In particolare il solo 2020, nonostante i tragici numeri relativi all’effetto della pandemia di COVID-19 in India, il giornalismo del Paese è stato oggetto di un pericoloso incremento della repressione della libertà di stampaSecondo un rapporto realizzato dal think tank indiano Rights and Risks Analysis Group, nel solo 2020 più di 50 giornalisti sono stati arrestati, sono stati denunciati dalla polizia per aver svolto il proprio lavoro o sono stati aggrediti fisicamente dalle forze dell’ordine. 


Il crescente autoritarismo di governo è alla base di tutto questo. Infatti, come mostrato anche nel 2020 dall’ultimo rapporto di Reporters Without Borders in poco più di cinque anni sotto l’amministrazione Modi, l’India è passata dalla 136° posizione del 2015 alla 142° del 2020 su 180 Paesi analizzati. 

Negli ultimi mesi del 2020 l’intensificarsi della protesta degli agricoltori indiani, e la marcia di migliaia di loro verso New Delhi contro le riforme agricole varate dal governo, è stata oggetto di un’altrettanta brutale repressione dalle forze dell’ordine incitate dal partito di governo, che al momento ha già causato la morte di oltre 200 manifestanti.


La repressione, anche in questo caso, ha interessato di nuovo anche la stampa, che ha colpito direttamente anche numerosi profili di giornalisti antiregime nei maggiori social media. Il 1° febbraio 2021, Ministero delle Comunicazioni e delle Tecnologie dell’Informazione ha ordinato a Twitter di rimuovere gli account e i tweet impegnati nelle cretiche più o meno dirette a Modi e al suo governo minacciando i dipendenti di Twitter in India di multe e pene detentive in caso di rifiuto di ottemperare agli ordini del governo. 


Con il passare dei giorni, Modi ha anche imposto ripetuti blocchi all’accesso a Internet a Delhi e in altre zone del Paese. Il blocco di Internet non è una tattica nuova in India. Ad esempio alla fine del 2019, a seguito dell’abrogazione dell’autonomia in Kashmir che ha provocato numerose e prolungate proteste, i funzionari governativi hanno bloccato l’accesso al web più di cento volte, incluso un blocco generale di cinque mesi in Kashmir, il più lungo mai imposto in un “sistema democratico”.

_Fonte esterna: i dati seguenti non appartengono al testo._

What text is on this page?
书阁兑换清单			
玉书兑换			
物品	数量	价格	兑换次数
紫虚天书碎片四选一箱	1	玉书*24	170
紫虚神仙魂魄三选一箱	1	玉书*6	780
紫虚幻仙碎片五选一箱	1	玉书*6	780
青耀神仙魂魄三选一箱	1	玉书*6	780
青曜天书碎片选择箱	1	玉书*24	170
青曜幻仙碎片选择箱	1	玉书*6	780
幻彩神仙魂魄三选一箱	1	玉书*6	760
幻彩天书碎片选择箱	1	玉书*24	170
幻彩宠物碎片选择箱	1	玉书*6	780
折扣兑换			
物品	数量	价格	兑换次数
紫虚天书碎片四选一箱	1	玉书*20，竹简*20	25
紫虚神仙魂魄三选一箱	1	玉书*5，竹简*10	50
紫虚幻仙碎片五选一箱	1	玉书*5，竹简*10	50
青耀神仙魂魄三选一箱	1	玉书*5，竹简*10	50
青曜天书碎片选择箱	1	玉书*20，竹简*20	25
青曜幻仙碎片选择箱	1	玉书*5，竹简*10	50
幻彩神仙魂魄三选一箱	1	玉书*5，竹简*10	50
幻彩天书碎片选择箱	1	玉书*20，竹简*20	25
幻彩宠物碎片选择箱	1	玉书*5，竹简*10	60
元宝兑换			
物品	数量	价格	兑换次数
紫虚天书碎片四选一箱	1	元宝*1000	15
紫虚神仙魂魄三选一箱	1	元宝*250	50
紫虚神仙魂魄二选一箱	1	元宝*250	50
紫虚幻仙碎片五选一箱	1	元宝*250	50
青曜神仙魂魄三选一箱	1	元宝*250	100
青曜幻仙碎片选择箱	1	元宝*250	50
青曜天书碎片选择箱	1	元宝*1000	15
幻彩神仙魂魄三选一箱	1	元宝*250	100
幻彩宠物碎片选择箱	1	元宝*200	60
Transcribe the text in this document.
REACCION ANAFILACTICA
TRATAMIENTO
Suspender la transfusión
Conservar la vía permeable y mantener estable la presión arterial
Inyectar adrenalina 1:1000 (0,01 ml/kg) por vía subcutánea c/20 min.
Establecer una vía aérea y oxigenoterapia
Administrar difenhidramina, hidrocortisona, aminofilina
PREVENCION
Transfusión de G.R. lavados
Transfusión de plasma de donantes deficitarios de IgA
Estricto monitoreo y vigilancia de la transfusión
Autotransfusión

Questo blackout del Kashmir ha ostacolato l’attività del giornalismo indipendente permettendo la più impunita repressione delle istanze kashmire. 
L’azione del governo contro il giornalismo indipendente inclusi gli ordini di bloccare i profili di chiunque osasse manifestare la propria opposizione al governo ha attirato l’attenzione da parte di diverse personalità mondiali, da Rihanna a Greta Thunberg, le quali attraverso i propri profili Twitter hanno tentato di aumentare la visibilità a libello mondiale sugli eventi in corso in India.

Alle pronte proteste del governo indiano hanno fatto seguito manifestazioni da parte dei sostenitori di Modi impegnati in manifestazioni di piazza nel corso delle quali hanno appiccato il fuoco alle immagini di Rihanna, Thunberg e altri critici internazionali coinvolti in proteste contro Modi e il suo partito. 


Inutile dire che reazioni e immagini simili ricordano altre realtà ben lontane da quella della “democratica” India, e al di là degli ultimi report realizzati rappresentano la pericolosa decadenza della democrazia indiana, la “più grande del mondo” ma solo dal punto di vista numerico.